ポイント:電柱敷地料・線下補償料については、消費税は非課税。売電収入・自販機手数料・アンテナ設置料・光回線装置電気料は課税売上だが、簡易課税の事業区分に注意。


こんにちは。税理士の関田です。

アパート・マンションや駐車場などの賃貸を行っていると、賃借人以外からも付随的な収入を得ることがあります。

消費税の課税事業者の場合には、付随収入についても消費税の課税・非課税をきちんと分けなければなりません(免税事業者であっても、基準期間の正しい課税売上高を把握するためには必要な場合も)。

今回は、不動産賃貸に伴い発生する代表的な付随収入の消費税上の取扱いについて整理しておきます。

電柱敷地料

アパート・マンションや駐車場の敷地内に電柱を立てさせていることにより電力会社や電話会社から受け取る電柱敷地料については、土地の使用料に該当するため消費税の非課税売上となります。

線下補償料

土地の上空に送電線(高圧線)が通っている場合、電力会社から上空使用料として線下補償料が支払われます。

この線下補償料についても土地の使用料と考えますので、消費税の非課税売上となります。

売電収入

アパートやマンションの屋上に太陽光発電設備を設置しており、余剰電力を電力会社に買い取ってもらっている場合、この売電収入は消費税の課税売上となります。

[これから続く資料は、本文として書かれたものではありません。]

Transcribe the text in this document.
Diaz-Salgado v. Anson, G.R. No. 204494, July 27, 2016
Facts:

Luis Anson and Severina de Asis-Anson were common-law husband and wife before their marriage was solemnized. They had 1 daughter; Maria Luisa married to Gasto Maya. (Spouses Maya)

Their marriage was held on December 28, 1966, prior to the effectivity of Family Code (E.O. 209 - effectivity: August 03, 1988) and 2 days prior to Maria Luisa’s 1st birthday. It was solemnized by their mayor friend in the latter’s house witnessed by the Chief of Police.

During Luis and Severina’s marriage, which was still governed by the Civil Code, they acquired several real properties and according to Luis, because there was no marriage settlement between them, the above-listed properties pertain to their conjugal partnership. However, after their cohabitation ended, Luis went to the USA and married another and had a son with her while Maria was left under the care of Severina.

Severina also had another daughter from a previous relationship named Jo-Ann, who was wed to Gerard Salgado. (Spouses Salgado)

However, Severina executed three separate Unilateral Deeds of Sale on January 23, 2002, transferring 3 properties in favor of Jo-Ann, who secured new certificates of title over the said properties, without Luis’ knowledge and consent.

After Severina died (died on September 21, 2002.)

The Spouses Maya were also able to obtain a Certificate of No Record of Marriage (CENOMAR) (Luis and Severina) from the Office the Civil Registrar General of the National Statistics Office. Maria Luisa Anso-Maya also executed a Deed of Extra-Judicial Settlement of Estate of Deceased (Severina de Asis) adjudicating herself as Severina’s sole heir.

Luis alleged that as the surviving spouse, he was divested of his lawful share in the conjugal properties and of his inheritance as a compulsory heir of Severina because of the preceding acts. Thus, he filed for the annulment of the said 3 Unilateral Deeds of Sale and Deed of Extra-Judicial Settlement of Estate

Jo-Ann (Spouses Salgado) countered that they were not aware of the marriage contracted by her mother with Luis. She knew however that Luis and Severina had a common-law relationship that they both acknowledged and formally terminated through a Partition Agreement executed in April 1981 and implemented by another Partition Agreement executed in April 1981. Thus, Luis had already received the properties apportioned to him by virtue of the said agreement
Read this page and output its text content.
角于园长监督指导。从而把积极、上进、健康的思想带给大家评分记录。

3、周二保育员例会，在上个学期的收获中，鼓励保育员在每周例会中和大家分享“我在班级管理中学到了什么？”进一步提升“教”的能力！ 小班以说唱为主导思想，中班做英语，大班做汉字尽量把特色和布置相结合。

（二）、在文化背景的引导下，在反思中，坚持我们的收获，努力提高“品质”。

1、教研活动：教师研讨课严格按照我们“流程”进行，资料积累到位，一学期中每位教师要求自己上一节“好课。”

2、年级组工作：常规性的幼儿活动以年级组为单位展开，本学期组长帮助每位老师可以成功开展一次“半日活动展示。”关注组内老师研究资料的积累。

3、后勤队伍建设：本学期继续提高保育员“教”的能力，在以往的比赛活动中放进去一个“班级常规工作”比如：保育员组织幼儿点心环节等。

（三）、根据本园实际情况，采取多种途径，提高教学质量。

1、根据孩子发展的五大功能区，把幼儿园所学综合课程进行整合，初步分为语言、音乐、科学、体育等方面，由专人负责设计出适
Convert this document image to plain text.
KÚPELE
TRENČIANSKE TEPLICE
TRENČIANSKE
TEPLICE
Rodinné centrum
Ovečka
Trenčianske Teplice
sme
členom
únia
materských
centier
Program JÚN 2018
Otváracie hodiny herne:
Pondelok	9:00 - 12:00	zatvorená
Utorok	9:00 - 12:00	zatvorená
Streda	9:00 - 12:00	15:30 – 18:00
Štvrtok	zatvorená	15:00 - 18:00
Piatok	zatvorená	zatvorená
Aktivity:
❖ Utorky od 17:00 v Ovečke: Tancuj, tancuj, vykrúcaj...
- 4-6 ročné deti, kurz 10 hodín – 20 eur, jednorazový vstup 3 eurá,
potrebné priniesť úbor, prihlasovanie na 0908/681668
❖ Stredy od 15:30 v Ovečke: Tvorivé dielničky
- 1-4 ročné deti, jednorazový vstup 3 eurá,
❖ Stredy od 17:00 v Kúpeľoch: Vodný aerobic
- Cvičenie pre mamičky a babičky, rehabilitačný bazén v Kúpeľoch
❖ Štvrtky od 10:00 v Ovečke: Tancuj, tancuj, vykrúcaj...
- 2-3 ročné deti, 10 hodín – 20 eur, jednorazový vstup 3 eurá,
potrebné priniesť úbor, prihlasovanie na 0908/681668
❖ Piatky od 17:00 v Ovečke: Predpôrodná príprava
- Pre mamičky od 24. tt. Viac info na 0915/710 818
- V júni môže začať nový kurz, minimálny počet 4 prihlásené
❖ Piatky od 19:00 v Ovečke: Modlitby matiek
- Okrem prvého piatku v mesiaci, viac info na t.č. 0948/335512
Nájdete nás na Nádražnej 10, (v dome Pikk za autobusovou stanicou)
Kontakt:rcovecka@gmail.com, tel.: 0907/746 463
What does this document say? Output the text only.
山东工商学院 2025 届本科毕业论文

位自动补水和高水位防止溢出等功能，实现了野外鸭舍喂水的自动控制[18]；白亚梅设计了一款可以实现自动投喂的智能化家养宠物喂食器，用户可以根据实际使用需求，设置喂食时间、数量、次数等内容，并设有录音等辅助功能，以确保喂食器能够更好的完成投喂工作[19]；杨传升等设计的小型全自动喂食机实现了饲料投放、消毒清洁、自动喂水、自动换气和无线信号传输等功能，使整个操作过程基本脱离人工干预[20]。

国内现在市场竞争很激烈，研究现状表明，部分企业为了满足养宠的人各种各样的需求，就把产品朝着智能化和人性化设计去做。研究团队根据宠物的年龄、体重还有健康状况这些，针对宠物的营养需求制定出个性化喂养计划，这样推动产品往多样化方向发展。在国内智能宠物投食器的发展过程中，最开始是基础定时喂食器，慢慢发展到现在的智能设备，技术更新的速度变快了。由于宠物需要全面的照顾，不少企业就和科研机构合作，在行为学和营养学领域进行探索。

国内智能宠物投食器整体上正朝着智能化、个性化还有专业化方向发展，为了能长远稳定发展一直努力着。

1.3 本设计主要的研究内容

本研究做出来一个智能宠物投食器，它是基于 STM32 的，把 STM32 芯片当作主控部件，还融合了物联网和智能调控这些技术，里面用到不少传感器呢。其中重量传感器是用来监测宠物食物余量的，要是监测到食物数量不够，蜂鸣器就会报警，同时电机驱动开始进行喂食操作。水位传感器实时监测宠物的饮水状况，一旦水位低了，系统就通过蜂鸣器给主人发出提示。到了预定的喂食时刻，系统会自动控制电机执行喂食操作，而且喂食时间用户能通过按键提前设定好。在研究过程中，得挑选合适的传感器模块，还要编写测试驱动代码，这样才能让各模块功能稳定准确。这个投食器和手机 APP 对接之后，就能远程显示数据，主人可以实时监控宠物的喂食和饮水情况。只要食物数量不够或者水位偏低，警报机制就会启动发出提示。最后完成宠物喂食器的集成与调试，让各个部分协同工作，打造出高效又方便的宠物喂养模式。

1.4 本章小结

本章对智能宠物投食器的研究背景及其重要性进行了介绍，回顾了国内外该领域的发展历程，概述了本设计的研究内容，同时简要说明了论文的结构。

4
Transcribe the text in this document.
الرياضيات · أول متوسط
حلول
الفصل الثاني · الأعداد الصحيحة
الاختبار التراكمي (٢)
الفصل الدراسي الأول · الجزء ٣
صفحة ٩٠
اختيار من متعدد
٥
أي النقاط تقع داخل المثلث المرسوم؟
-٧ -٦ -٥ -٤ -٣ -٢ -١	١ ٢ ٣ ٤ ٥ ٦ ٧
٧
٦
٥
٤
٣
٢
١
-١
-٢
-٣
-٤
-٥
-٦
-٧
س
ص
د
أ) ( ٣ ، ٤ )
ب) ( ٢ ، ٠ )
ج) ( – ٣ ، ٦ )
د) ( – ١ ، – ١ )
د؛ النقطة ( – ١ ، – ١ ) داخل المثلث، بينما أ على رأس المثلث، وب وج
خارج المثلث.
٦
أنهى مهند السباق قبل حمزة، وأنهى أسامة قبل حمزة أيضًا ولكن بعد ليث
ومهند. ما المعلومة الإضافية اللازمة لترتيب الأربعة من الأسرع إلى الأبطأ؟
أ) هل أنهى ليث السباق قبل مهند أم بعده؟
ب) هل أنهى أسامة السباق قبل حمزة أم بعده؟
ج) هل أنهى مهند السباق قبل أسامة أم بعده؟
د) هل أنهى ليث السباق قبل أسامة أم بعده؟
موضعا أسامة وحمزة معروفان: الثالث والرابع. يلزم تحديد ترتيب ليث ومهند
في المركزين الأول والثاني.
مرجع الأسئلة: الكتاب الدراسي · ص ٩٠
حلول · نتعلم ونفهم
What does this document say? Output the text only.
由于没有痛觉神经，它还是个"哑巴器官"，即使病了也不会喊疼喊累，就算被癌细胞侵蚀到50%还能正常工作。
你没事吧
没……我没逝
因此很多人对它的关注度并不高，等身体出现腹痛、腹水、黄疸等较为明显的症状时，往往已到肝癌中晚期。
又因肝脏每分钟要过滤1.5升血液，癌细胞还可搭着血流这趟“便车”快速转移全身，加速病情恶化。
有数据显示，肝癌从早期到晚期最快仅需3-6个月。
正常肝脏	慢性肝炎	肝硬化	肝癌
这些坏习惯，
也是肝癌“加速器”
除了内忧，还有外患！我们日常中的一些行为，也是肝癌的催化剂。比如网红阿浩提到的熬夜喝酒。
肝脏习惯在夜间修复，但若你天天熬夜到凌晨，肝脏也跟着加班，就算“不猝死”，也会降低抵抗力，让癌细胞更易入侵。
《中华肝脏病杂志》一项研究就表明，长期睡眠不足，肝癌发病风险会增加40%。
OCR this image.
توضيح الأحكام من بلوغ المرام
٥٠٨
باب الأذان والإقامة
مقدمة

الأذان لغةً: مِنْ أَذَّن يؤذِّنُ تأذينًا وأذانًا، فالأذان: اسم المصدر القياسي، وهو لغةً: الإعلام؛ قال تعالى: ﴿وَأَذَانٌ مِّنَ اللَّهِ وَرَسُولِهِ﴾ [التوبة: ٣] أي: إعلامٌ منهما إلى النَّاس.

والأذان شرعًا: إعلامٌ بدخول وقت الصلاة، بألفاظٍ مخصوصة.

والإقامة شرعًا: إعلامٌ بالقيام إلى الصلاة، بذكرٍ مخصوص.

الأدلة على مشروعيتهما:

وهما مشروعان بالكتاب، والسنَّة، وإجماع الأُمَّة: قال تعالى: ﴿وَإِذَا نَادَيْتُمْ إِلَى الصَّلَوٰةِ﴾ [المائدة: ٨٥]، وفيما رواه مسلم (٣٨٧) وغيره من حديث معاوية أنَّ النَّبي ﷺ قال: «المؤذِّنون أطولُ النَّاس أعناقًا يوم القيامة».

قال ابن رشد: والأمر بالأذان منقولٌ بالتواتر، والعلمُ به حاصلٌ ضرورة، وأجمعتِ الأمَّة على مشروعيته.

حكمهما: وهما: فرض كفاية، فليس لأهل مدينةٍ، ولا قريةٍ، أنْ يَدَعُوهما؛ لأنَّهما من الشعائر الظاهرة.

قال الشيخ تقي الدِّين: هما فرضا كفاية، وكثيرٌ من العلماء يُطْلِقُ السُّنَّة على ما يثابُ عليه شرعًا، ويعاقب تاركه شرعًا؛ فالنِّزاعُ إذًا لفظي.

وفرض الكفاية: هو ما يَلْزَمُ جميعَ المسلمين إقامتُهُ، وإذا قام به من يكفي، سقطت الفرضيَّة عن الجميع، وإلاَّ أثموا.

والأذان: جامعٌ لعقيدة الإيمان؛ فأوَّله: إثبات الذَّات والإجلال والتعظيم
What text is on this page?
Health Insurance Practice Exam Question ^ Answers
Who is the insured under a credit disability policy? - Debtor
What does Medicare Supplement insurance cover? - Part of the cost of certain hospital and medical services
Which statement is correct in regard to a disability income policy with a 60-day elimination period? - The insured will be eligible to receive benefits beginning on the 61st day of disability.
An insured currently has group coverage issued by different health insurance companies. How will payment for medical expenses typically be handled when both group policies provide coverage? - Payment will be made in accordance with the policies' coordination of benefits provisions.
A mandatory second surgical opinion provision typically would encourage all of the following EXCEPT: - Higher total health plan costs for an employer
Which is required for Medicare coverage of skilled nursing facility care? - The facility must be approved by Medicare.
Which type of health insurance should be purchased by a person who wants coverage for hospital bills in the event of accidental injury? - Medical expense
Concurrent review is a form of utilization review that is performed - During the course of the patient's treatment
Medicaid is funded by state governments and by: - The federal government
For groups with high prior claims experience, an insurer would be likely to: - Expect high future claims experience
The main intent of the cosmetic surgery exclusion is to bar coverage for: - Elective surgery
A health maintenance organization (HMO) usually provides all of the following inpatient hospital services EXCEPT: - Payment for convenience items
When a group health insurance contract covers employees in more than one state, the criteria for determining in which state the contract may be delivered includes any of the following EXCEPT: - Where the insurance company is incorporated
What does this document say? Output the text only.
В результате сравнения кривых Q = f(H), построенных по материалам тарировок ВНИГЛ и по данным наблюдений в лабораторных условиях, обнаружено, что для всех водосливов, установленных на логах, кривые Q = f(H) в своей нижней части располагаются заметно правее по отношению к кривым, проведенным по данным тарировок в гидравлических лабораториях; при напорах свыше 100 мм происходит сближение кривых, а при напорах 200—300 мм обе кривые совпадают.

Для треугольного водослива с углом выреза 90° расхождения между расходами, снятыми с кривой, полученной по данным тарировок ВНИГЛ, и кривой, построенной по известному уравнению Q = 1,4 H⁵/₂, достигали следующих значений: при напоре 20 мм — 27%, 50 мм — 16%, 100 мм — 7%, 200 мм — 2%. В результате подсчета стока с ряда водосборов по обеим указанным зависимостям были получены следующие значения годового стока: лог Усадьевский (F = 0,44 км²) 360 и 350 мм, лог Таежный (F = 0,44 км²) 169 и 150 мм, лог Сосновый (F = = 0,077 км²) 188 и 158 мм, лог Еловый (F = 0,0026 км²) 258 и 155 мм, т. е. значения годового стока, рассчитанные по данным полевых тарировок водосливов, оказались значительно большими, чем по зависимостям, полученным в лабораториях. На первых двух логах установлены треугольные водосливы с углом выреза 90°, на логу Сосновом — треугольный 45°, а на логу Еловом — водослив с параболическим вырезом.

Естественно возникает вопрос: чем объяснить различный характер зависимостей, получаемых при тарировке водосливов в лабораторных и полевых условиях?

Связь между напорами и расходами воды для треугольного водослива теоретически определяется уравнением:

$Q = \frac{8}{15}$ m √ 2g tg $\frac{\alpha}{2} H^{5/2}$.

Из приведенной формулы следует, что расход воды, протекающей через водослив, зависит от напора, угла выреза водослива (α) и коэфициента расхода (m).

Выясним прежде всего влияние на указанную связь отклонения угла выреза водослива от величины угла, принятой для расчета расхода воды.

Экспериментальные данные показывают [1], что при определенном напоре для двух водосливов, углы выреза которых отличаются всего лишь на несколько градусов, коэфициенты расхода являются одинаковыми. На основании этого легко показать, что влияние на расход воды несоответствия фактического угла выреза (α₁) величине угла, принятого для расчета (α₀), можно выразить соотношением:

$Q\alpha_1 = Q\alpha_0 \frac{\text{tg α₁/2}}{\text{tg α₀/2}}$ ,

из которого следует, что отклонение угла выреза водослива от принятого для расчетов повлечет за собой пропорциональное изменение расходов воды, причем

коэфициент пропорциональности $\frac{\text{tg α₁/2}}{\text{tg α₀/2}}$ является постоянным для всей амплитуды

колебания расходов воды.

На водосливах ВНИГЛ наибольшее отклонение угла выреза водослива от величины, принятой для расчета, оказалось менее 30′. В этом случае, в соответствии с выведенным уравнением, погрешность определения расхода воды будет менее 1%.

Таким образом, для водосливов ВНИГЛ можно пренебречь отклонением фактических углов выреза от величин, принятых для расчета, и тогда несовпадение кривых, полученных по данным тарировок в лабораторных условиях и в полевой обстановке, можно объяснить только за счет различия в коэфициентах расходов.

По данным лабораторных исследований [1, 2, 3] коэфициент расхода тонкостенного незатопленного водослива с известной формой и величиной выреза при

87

なお、消費税の課税事業者で簡易課税を選択している場合、自家発電した余剰電力の売却は『電気業』に該当するため「第3種事業」に分類されます。

自動販売機の手数料

アパート・マンションや駐車場の敷地内に自動販売機を設置させ、ベンダーから売上に応じた手数料を受け取っている場合、この手数料収入は消費税の課税売上となります。

なお、消費税の課税事業者で簡易課税を選択している場合、自販機の手数料は『サービス業』に該当するため「第5種事業」に分類されます。

基地局アンテナの設置料

マンションの屋上に携帯電話基地局のアンテナを設置させ、携帯電話会社から設置料を受け取っている場合、この設置料収入は消費税の課税売上となります。

なお、消費税の課税事業者で簡易課税を選択している場合、設置料は建物の一部を貸していることによる収入ですので、『不動産業』として「第6種事業」に分類されます。

光回線設備の電気使用料

アパートやマンションに光回線を導入している場合、共用部に通信会社の設備(NTTのVDSL集合装置など)を設置することがあります。

この場合、その設備が使用する電気料金に相当する金額が通信会社からオーナーに支払われます(「Bフレッツ電気代」など)が、この電気使用料は消費税の課税売上となります。

なお、消費税の課税事業者で簡易課税を選択している場合、電力会社から購入した電気をそのまま通信会社へ供給していることから、『卸売業』として「第1種事業」に分類されるものと考えられます。


※ この記事は、投稿日現在における情報・法令等に基づいて作成しております。